For many people when you speak about hypnosis their first image is of the stage. Watching people cluck like chickens etc, whilst the audience laugh away marvelling at the “control” the stage hypnotist has over the person. Stage hypnosis has helped clinical hypnosis become more recognised; it allows people to see the fun side as well as the therapeutic side.
So how does stage hypnosis differ from hypnosis that is used for therapeutic reasons? The trance you enter when under hypnosis is the same for both the stage and the therapy room. The difference is the goal, the objective. When you are on stage you are entering into this trance with a view to having fun with your subconscious, playing games and entertaining the audience. You are in that frame of mind. Just like all hypnosis, stage hypnosis is self-hypnosis, you have to want to go up on stage and prance around.
Very often when you go to a stage performance the performer will get a group of people on stage, usually made up of people who have volunteered. The performer then does suggestibility tests with this small group and gets it down to the most suggestible person, the one that they can work with best on that day.

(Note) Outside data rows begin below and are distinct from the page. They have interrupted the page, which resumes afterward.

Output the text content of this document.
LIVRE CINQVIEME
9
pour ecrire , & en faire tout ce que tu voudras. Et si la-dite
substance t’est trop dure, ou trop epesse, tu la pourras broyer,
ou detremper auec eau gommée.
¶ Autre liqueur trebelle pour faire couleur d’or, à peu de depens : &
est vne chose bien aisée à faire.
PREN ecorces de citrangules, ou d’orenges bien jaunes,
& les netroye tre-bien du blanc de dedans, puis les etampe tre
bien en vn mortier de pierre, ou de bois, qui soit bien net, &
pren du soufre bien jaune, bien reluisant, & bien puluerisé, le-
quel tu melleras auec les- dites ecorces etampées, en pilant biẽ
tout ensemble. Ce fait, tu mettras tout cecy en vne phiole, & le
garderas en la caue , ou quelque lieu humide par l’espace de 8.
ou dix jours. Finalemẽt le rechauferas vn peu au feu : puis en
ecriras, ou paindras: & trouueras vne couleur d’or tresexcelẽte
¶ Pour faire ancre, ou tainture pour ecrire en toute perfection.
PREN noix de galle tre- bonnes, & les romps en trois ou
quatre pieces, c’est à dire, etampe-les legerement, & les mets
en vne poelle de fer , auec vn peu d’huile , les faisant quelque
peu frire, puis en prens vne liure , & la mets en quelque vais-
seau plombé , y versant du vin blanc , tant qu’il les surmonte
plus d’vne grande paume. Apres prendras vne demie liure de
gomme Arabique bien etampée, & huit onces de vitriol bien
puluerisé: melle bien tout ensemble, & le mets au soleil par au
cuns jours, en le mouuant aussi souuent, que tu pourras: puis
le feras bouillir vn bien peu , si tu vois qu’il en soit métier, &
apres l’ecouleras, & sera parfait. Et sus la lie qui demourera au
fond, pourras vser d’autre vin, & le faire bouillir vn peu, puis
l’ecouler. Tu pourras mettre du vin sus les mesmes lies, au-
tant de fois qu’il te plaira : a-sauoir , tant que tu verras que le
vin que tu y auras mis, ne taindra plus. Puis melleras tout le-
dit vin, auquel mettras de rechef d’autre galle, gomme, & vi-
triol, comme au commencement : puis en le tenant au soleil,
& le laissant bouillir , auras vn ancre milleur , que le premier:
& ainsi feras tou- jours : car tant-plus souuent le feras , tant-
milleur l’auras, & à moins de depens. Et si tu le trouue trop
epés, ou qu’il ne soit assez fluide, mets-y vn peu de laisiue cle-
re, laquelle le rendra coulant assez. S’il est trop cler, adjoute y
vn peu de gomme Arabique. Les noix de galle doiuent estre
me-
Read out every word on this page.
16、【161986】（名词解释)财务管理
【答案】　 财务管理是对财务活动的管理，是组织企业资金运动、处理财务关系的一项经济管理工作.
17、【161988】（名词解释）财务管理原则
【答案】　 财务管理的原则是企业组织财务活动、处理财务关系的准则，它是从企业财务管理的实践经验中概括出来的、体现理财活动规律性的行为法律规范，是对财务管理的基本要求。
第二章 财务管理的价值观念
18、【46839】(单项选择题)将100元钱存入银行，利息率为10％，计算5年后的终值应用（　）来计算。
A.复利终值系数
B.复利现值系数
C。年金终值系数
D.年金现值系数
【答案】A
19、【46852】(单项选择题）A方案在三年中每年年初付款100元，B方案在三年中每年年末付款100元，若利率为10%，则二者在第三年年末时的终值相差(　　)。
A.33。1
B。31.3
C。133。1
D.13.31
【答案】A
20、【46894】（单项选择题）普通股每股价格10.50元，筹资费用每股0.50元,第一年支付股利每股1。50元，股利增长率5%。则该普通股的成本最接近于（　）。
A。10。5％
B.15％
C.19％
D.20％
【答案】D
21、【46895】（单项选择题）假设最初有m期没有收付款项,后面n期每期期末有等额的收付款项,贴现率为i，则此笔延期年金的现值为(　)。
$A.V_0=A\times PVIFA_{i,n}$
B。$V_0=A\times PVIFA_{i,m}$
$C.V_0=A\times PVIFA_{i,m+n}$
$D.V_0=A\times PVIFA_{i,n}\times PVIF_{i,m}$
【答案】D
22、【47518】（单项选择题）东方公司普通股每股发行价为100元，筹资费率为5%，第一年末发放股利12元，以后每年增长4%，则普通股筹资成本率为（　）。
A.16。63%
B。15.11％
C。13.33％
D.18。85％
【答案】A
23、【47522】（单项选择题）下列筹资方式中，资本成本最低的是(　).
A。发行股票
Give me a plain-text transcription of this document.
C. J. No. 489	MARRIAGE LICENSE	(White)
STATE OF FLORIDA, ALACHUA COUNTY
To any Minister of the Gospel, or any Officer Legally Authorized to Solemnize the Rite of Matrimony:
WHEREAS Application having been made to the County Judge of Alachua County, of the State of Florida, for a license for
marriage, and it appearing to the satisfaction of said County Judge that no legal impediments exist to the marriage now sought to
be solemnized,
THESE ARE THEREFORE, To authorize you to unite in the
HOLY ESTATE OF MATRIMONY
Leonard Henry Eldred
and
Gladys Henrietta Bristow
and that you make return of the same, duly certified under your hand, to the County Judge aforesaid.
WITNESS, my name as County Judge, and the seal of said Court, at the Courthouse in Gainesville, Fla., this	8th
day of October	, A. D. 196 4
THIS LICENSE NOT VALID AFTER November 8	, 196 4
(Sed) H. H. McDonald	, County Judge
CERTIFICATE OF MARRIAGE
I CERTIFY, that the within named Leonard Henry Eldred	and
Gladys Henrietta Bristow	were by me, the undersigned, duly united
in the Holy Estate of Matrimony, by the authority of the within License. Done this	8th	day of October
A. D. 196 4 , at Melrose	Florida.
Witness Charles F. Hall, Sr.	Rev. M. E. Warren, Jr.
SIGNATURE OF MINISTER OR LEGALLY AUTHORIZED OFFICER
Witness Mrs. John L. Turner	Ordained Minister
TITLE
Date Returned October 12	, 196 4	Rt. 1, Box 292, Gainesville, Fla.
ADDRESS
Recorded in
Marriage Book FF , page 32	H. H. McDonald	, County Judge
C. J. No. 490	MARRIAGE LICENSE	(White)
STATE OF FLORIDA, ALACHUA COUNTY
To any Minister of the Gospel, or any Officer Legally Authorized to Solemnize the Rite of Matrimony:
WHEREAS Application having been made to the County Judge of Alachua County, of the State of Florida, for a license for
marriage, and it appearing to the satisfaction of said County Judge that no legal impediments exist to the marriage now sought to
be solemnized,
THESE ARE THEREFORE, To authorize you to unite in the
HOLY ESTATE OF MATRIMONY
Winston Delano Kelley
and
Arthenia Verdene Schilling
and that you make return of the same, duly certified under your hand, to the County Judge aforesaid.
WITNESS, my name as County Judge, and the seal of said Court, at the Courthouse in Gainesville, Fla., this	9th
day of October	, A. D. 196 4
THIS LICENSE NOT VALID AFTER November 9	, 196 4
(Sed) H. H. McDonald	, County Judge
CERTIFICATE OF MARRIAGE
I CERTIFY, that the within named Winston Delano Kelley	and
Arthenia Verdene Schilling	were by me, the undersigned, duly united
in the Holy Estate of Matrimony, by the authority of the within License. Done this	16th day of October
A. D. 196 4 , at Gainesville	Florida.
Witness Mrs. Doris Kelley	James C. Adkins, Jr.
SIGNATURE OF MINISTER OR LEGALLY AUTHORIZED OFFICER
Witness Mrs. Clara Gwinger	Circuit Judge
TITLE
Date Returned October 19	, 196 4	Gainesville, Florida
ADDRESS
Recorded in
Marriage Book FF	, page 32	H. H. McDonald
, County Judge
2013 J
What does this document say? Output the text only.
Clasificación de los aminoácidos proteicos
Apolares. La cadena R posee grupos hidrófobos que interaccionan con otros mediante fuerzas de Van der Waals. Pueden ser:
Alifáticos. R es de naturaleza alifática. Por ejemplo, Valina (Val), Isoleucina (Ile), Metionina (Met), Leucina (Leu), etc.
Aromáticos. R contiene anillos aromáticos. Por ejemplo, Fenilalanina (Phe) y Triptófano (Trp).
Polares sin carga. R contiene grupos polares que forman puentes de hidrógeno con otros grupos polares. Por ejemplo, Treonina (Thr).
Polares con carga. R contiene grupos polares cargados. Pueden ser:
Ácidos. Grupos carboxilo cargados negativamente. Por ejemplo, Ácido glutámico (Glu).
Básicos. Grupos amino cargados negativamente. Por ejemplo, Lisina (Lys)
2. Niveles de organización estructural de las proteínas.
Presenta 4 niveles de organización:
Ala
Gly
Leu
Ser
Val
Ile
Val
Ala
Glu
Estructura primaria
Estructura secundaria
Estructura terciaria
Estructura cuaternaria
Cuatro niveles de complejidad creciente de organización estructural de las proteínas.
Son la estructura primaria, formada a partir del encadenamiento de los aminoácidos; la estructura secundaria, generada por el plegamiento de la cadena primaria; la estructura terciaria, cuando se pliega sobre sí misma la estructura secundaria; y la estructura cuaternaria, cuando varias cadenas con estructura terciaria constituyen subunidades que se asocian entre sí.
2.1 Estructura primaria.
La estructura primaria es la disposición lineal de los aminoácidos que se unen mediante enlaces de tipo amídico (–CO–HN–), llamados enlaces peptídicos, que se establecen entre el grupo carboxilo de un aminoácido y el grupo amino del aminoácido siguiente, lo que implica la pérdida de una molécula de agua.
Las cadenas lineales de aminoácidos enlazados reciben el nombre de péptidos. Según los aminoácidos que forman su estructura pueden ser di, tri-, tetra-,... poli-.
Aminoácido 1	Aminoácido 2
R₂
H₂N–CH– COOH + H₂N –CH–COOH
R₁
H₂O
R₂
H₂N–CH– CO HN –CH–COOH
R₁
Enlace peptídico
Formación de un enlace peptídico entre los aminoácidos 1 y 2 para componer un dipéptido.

Derren Brown is someone who I really admire; he has understood the human mind and how it works to an amazing degree. He tends to get people on stage by throwing a Frisbee into the audience; he will say something like if you don’t want to come up then pass it to the person next to you. This way he gets a willing participant up on the stage.
Similarly with clinical hypnosis, you have to be willing; you have to want to make that change. For example if you want to stop smoking, you don’t necessarily need to know how you are going to do it, but you have to want to become smoke free. If you are only coming for hypnotherapy because you have been nagged into it then even though you will still enter into the trance state, the hypnosis won’t have the amazing long lasting affect that it could have if supported by your own willpower.
No stage hypnotist would choose me, as I would be a “difficult” subject to work with. They would choose someone who was eager to “act the fool” and entertain the crowd. Great fun to watch! However, put me in a room where a hypnotherapist is working together with me to help me, and I enter into a trance state very easily.
Whilst as a hypnotherapist I do have the skills needed to perform stage hypnosis, I personally choose not to mix the two. I have chosen to get into the wonderful world of hypnosis to help people challenge their negative beliefs and become the person they want to be. I find my work extremely rewarding as I watch people beginning to make changes and take control of their world. Personally I wouldn’t feel comfortable mixing that professionalism and trust with the tricks of the stage.